Master comes home in two days but I already know it’ll be another few days of chaos, then He’ll be gone again before I’ve even realized He was here. The separations are wearing thin. I don’t even feel like a slave anymore, let alone a cunt in a cage.
And it’s nobody’s fault, unless you want to blame God and the economy and Life. There’s talk of being able to fix this.. of lessening the travel and the separations but that would mean another move and the kids are quite opposed to that, understandably so. And I feel ripped right down the middle.

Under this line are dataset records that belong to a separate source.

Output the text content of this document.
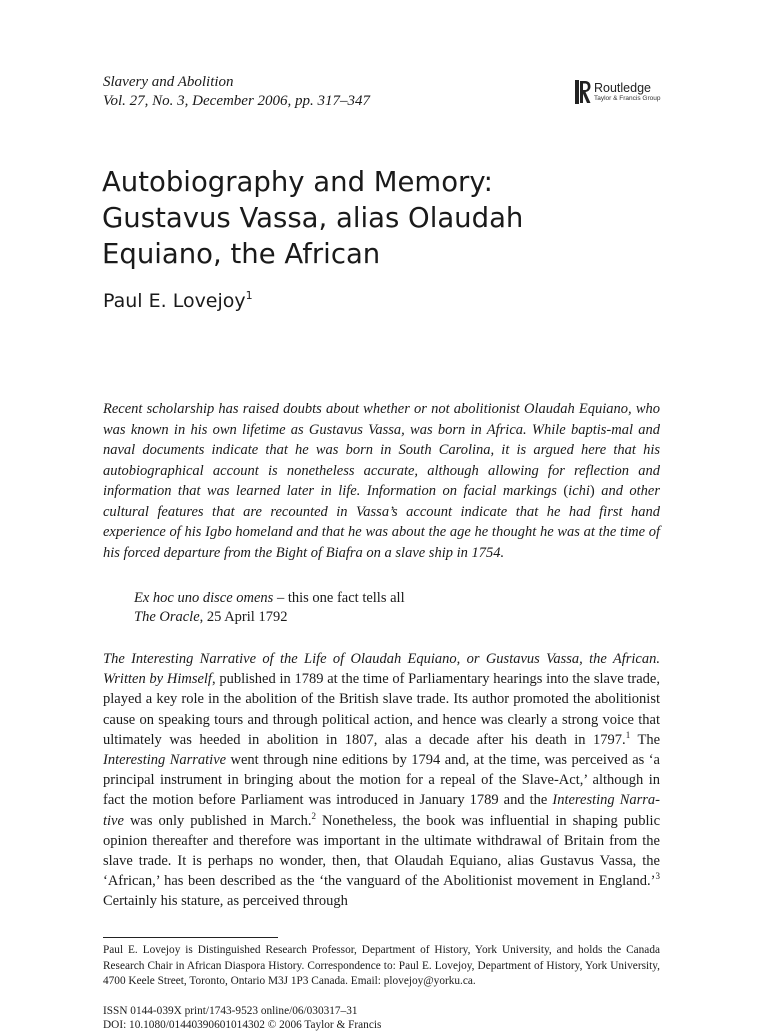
Slavery and Abolition
Vol. 27, No. 3, December 2006, pp. 317–347
Routledge
Taylor & Francis Group
Autobiography and Memory:
Gustavus Vassa, alias Olaudah
Equiano, the African
Paul E. Lovejoy$^1$

Recent scholarship has raised doubts about whether or not abolitionist Olaudah Equiano, who was known in his own lifetime as Gustavus Vassa, was born in Africa. While baptis-mal and naval documents indicate that he was born in South Carolina, it is argued here that his autobiographical account is nonetheless accurate, although allowing for reflection and information that was learned later in life. Information on facial markings (ichi) and other cultural features that are recounted in Vassa’s account indicate that he had first hand experience of his Igbo homeland and that he was about the age he thought he was at the time of his forced departure from the Bight of Biafra on a slave ship in 1754.

Ex hoc uno disce omens – this one fact tells all
The Oracle, 25 April 1792

The Interesting Narrative of the Life of Olaudah Equiano, or Gustavus Vassa, the African. Written by Himself, published in 1789 at the time of Parliamentary hearings into the slave trade, played a key role in the abolition of the British slave trade. Its author promoted the abolitionist cause on speaking tours and through political action, and hence was clearly a strong voice that ultimately was heeded in abolition in 1807, alas a decade after his death in 1797.$^1$ The Interesting Narrative went through nine editions by 1794 and, at the time, was perceived as ‘a principal instrument in bringing about the motion for a repeal of the Slave-Act,’ although in fact the motion before Parliament was introduced in January 1789 and the Interesting Narra-tive was only published in March.$^2$ Nonetheless, the book was influential in shaping public opinion thereafter and therefore was important in the ultimate withdrawal of Britain from the slave trade. It is perhaps no wonder, then, that Olaudah Equiano, alias Gustavus Vassa, the ‘African,’ has been described as the ‘the vanguard of the Abolitionist movement in England.’$^3$ Certainly his stature, as perceived through

Paul E. Lovejoy is Distinguished Research Professor, Department of History, York University, and holds the Canada Research Chair in African Diaspora History. Correspondence to: Paul E. Lovejoy, Department of History, York University, 4700 Keele Street, Toronto, Ontario M3J 1P3 Canada. Email: plovejoy@yorku.ca.

ISSN 0144-039X print/1743-9523 online/06/030317–31
DOI: 10.1080/01440390601014302 © 2006 Taylor & Francis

Yesterday proved to be a day from Hell. You know, I’ve been driving for 18 years and I’ve proudly proclaimed to anyone who’s made a disparaging remark about female drivers that I’ve never so much as had a fender bender. I’ve never hit anyone or anything, nor have I been hit. Until last night.. when driving on a road I know well, in the fog, and apparently “forgot” about the upcoming curve and stop sign. It just appeared, right in front of me. I had time to slam on the brakes and swerve, and slammed into the guard rail ~hard~ with the front passenger corner. We were all buckled in but got a little banged up. I made sure the kids were ok and other than being freaked out, as was I, they were. There will be some bruises this morning, I’m sure. We were only about two miles or so from home so once I extracted the car from the rail, which took a few back and forths, I drove home.. with something scraping disturbingly against the front tire all the way. Once there, I had to pry the passenger door open so my daughter could get out. The car is mangled, the headlight is pointing at the sky. And the kids were all watching me… closely… asking me over and over again “are you ok,mom?” I had to keep it together, you know? I had to be calm and clear-headed and play it all down in order to keep *them* calm.

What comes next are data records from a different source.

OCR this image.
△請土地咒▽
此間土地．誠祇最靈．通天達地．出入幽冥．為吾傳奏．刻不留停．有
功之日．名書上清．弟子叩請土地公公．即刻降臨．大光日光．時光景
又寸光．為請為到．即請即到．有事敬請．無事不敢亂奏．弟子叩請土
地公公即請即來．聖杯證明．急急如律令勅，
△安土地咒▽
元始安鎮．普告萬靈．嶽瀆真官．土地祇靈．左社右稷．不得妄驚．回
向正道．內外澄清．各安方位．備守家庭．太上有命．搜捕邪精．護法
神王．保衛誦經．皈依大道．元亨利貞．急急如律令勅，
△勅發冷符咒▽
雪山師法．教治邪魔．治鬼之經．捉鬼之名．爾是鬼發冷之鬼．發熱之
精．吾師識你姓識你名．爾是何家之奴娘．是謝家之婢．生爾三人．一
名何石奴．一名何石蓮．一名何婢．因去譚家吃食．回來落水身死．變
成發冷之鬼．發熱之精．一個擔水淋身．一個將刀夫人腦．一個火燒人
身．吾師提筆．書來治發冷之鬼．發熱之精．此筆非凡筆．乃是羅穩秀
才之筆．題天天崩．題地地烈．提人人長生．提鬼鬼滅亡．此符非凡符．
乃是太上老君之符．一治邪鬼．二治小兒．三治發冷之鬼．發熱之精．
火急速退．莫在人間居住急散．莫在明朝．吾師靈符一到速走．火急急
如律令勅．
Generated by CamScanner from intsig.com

The thing is, I didn’t know WHAT to do. I’ve never been in an accident before! I didn’t know if I should have stayed there and called the cops, or wtf. All I kept thinking was “I need Master”.. I NEEDED Him. And I couldn’t even call Him. I can’t reach Him where He is, unless He happens to be in His hotel room, which He wasn’t. I can leave a message and wait for Him to get it and call me back. Then I paced around the house, with the kids following me and hanging on me and I finally snapped at my daughter the last time she asked me if I was ok… I told her she HAD to stop asking me that. Please.
I hate feeling that lost. Hate it hate it hate it. For years and years I was independent and self-reliant because I didn’t want to rely on anyone. Because I hated feeling out of control. Had this happened pre-Master, I probably would have called the police. I mean, that’s what you do right? But my first thought last night was “what does Master want me to do?”.. so I went home.. and waited for His call. Waited for direction.
When He called, I cried. Not so much afraid of what He would say. He was glad that we were all ok. There was just a few seconds of “what were you doing that you weren’t watching the road” but honestly, I don’t recall doing anything.. the rail was just THERE.. but He dropped that very quickly and took over… soothing me and telling me it was ok.. that He would take care of it when He got home.
I’m supposed to take pictures of the car and mail them to Him today. I don’t even want to look at the car.
Then.. shortly after that phone call, a fuse blew. Master showed me once something about fuses but fuck. I was already rattled and couldn’t remember a damn thing. Plus I had to go down into the creepy Blair Witch Basement.. alone.. in the dark.. to the farthest spider web covered corner. I know I was taking my chances with whatever I was doing because I had no CLUE what I was doing. But whatever.. it worked.
I miss my Master. I miss being taken care of. Why does my life seem to be a series of making one person miserable in order to make someone else happy?